İstanbul'da inşası hızla süren Yavuz Sultan Selim Köprüsü'nün yolunun geçeceği ormanlık alanlardaki ağaç kesimleri tamamlandı. Ağaç tomrukları yol kenarlarına dizildi. Yöre halkı hayvanların bölgeden kaçtığını söylüyor.

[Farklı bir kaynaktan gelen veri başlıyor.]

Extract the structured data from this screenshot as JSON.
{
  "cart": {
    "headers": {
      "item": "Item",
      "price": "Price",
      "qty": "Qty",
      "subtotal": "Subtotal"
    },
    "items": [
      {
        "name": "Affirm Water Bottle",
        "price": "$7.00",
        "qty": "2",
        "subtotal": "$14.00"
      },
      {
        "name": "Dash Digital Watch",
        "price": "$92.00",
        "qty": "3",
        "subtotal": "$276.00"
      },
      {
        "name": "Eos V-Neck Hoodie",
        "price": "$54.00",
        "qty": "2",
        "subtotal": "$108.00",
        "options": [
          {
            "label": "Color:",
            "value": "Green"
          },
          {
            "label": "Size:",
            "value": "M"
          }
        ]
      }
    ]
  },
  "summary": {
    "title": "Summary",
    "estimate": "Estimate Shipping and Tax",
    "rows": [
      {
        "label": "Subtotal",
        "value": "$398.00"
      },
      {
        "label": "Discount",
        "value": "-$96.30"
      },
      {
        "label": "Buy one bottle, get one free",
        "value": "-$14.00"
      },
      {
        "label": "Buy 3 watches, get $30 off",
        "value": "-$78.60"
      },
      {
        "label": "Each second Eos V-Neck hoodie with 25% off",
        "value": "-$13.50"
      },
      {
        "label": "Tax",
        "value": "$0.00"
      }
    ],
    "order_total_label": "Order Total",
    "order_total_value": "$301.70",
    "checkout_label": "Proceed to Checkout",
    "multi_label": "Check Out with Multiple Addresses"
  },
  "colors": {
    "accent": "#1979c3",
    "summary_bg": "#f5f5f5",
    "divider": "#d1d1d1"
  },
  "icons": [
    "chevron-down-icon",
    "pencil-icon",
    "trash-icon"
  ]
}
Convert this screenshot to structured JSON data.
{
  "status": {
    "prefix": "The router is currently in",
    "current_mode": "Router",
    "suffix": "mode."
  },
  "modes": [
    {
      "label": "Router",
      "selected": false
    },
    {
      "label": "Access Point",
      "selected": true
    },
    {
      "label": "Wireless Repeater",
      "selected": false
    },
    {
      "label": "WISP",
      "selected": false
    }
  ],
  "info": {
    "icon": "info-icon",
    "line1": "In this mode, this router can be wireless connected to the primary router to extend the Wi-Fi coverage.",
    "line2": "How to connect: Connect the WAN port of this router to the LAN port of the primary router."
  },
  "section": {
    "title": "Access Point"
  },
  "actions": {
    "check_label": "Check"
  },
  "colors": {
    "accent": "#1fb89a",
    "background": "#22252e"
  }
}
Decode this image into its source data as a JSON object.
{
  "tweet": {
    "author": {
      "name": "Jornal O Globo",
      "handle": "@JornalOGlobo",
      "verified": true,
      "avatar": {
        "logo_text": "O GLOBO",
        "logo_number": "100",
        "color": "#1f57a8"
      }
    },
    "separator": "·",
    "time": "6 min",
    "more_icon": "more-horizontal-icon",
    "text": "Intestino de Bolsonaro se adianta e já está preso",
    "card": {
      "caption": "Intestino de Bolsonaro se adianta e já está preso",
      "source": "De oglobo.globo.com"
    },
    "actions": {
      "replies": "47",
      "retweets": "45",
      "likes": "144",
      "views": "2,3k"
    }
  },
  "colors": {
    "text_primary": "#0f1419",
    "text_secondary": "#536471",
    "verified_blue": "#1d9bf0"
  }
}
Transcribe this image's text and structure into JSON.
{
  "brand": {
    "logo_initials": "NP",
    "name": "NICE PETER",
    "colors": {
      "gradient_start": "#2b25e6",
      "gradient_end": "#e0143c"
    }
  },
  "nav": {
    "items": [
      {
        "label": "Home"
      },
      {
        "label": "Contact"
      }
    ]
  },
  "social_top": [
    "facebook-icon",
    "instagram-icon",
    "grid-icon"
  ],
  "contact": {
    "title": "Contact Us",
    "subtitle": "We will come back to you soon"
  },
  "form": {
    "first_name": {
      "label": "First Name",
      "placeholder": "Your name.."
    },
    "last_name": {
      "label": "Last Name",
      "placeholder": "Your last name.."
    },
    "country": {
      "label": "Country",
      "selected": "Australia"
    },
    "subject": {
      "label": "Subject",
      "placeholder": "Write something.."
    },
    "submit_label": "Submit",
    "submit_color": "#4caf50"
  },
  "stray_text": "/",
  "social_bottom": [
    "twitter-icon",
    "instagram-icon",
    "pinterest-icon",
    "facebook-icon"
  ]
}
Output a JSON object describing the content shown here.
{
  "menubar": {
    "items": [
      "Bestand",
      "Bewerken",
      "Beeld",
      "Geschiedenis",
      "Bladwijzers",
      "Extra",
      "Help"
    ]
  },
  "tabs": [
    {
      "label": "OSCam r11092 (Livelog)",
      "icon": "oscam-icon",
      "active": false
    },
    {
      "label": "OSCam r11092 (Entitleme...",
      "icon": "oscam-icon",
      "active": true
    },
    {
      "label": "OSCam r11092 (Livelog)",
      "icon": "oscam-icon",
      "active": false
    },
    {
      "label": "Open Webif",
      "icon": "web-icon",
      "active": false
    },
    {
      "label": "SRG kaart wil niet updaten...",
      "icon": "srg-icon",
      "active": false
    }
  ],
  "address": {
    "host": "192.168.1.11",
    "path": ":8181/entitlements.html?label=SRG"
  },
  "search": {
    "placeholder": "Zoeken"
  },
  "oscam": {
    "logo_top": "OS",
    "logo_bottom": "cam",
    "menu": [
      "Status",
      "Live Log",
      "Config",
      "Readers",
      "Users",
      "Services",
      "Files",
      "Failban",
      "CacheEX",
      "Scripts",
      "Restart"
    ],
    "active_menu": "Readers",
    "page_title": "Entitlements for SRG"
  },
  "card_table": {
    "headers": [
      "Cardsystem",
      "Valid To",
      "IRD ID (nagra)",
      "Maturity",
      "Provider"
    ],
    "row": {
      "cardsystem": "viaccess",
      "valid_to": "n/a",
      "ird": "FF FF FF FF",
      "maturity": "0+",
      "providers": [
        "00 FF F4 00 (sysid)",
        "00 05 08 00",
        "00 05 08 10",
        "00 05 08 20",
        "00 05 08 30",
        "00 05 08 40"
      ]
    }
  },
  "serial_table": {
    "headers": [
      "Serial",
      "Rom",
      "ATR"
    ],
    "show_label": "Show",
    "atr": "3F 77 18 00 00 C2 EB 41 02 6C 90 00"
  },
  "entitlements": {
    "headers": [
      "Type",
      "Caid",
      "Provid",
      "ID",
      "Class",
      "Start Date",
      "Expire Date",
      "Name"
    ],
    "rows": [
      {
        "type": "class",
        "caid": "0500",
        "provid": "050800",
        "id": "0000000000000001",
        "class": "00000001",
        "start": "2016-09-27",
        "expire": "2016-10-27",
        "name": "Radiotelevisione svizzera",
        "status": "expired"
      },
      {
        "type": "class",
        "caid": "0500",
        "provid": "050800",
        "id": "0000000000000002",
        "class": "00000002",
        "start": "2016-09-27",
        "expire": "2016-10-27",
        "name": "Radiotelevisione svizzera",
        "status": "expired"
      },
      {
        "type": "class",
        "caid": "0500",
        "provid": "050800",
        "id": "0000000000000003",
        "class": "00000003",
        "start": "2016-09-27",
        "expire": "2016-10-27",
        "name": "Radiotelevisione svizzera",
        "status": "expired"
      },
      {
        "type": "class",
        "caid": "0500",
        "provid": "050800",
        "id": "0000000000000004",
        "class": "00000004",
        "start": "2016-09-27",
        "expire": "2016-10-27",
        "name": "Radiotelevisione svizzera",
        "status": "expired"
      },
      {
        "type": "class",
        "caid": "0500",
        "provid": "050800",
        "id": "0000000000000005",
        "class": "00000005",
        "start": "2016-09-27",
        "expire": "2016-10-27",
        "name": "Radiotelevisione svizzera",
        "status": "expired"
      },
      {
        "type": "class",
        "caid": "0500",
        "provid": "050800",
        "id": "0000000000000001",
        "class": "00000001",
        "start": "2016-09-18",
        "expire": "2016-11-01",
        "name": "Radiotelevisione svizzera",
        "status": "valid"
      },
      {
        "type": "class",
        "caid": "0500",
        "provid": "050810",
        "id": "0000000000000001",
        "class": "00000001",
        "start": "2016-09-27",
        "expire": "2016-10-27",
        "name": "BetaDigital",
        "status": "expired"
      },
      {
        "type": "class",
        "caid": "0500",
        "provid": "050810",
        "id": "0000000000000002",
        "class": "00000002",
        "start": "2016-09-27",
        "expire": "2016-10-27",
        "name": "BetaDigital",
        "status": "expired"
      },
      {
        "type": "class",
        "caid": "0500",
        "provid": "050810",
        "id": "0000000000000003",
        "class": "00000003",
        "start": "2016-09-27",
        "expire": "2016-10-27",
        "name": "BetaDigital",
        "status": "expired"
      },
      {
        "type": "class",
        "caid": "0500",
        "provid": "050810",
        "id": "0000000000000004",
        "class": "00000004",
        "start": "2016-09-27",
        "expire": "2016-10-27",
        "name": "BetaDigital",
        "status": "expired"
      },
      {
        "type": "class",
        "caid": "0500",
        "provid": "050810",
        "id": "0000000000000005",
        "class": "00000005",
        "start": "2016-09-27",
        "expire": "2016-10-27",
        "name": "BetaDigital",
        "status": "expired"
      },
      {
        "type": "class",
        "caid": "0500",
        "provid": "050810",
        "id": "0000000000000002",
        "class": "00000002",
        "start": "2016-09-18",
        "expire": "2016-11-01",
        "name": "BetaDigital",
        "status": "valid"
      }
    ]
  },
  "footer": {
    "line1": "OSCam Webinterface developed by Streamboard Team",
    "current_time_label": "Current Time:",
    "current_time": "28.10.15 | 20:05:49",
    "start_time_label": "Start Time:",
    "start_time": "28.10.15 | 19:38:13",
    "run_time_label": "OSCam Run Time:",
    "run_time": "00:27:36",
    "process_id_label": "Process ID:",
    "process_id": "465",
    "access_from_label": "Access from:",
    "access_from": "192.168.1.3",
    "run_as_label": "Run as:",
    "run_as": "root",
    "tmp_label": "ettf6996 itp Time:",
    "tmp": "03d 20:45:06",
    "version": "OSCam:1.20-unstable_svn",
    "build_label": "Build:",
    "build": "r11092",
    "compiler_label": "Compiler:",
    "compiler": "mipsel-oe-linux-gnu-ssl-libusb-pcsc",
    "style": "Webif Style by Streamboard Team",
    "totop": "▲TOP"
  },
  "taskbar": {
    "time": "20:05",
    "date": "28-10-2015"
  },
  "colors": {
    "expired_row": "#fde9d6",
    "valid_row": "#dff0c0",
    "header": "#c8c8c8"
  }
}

Açılışı devlet erkanının katılımıyla yapılan ve Yavuz Sultan Selim adı verileceği açıklanan 3. köprünün yol inşaatı tüm hızıyla sürüyor. Kuzey Marmara Otoyolu projesinin kilometrelerce geçeceği ormanlık alanlardaki ağaç kesimleri tamamlandı. 300 metreye varan yollar açıldı. Her gün yüzlerce kamyon ormanların içinde hafriyat taşıyor. Ağaç tomrukları yol kenarlarına dizilmiş, iş makineleri yol kenarındaki ağaçları devirerek yol düzeltme ve genişletme çalışması yapıyor. Güzergahın etrafındaki yerleşim yerlerinde yaşayan insanlarsa tüm olup bitenleri çaresizlik içinde seyrediyor.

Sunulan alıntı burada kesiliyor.